Moon and human behavior: Is there really a connection?

Image via Pixabay
  • The moon has its ways to influence life and natural processes happening on planet Earth
  • For many years people believe that the phases of the moon can really affect human behavior
  • The most common notion is that the full moon has something to do with one’s sudden change of mood

The moon has been the Earth’s companion and natural satellite. Many people had worshiped the moon and got fascinated by its mysterious beauty. Some were even lucky and successful to be able to walk on the moon and learn about it up close.

Image via Pixabay

It has become such a huge influence to the life and natural processes happening on the Earth. For instance, corals release eggs and gametes in a reproductive frenzy during full moon. Sea tides also rise and fall depending on the level of gravitational attraction between the moon and Earth.

But for many years, people believe that the moon and its phases could influence human behavior. The most common notion is that the full moon has something to do with one’s sudden change of mood or behavior.

According to a study from 1984, there is a higher chance of criminality during the nights with full moon. Its authors suggest it can happen because of “human tidal waves’ caused by the gravitational pull of the moon.”

A small research published in 2009 also recorded that more patients are admitted in psychiatric facilities during the full moon than on ordinary days.

However, other researchers do not agree with the ideas mentioned. In 2019, researchers from Switzerland and the United States found no evidence to link the full moon and rise in aggression, as reported on Medical News Today.

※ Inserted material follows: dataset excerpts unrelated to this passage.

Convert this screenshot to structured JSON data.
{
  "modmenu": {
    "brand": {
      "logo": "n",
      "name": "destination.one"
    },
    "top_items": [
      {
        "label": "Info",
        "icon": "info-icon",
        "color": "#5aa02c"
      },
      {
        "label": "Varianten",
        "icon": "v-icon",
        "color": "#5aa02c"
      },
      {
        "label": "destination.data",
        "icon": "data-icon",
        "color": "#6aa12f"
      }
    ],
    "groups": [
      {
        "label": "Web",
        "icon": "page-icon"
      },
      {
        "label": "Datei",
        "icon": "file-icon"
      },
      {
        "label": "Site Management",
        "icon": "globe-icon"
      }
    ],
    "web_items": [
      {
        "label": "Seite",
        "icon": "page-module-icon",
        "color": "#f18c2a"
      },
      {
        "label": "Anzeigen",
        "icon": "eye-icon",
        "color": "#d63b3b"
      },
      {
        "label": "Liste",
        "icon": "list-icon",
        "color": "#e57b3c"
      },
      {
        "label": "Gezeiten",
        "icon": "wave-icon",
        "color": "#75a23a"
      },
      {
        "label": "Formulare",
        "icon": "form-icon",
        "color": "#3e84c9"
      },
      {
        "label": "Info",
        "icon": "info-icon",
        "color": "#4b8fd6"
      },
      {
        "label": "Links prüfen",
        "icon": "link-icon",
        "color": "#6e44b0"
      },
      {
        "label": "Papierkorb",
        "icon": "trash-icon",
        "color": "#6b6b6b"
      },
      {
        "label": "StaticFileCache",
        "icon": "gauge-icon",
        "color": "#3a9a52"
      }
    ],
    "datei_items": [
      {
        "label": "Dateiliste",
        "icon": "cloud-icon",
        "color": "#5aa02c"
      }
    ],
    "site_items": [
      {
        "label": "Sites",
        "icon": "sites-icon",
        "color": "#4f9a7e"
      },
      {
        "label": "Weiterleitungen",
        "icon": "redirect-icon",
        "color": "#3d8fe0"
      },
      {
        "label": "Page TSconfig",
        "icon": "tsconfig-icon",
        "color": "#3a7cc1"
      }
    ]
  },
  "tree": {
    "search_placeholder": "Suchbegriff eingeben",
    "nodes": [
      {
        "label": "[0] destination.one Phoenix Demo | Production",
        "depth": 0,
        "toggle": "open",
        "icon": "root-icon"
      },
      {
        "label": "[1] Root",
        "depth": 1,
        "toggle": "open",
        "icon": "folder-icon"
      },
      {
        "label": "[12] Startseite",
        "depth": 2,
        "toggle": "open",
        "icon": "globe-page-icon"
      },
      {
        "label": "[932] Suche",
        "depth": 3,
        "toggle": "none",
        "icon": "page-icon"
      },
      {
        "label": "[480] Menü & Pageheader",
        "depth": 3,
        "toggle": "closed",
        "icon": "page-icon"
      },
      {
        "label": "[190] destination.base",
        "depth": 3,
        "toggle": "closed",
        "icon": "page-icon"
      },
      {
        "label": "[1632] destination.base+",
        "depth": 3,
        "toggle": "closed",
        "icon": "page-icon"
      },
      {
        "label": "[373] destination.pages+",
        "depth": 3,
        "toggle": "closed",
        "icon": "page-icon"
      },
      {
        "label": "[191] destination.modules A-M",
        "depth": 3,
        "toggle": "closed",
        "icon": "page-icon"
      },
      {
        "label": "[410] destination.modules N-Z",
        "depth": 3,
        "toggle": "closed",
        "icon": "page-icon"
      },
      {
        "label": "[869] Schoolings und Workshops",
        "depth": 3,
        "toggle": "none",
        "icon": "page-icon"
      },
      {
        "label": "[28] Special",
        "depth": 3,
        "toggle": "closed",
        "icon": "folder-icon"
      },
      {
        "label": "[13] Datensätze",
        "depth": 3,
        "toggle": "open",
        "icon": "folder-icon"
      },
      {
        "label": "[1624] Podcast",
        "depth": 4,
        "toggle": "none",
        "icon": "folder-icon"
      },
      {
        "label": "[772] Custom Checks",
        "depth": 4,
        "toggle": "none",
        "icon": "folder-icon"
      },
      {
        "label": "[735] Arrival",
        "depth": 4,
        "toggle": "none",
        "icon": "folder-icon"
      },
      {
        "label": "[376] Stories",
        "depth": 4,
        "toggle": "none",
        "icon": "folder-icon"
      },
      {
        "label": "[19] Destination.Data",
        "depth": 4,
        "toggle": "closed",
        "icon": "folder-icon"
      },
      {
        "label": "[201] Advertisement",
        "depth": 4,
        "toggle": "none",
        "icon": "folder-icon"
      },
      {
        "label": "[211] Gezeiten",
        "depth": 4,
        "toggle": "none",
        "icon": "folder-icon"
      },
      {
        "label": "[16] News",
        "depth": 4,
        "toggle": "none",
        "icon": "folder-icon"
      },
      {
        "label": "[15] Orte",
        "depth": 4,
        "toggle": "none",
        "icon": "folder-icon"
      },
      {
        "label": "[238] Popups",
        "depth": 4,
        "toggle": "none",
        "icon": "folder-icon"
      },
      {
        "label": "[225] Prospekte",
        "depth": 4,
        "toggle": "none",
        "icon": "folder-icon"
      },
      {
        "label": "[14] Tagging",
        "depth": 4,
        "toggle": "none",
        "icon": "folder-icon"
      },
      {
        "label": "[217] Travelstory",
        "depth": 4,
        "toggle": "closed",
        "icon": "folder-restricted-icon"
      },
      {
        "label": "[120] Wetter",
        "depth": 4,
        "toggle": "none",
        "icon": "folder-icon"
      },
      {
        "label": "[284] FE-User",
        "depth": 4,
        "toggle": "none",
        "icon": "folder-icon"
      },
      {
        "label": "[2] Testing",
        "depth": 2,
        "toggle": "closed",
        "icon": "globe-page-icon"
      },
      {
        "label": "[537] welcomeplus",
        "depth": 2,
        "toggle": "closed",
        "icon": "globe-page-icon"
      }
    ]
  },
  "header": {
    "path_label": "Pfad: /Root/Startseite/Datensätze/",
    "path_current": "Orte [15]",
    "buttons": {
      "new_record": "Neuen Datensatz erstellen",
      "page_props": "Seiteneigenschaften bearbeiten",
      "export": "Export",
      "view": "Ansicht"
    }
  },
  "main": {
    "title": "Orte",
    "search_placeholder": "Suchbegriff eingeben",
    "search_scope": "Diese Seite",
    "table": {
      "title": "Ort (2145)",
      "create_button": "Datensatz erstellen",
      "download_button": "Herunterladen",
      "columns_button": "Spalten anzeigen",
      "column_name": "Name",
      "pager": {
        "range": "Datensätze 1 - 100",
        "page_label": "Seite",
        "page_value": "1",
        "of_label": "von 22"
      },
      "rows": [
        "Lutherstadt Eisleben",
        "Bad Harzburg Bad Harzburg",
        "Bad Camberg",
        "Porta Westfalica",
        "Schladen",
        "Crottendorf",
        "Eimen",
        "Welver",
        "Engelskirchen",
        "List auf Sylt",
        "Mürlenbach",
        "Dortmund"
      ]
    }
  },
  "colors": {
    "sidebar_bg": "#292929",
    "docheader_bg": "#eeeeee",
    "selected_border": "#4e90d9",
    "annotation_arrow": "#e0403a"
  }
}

They were able to come up with this conclusion after analyzing the data of 17,966 individuals confined at 15 different psychiatric wards over the span of 10 years.

Image via Pixabay

According to their papers, “[Beliefs that the moon influences human behavior] seem largely impervious to the fact that a great deal of research, including the present study, has failed to support them.”

“The reasons for the persistence of such beliefs may not be found in a rational understanding but more in a primal, emotional desire to believe that we are not solely responsible for our own behaviors.”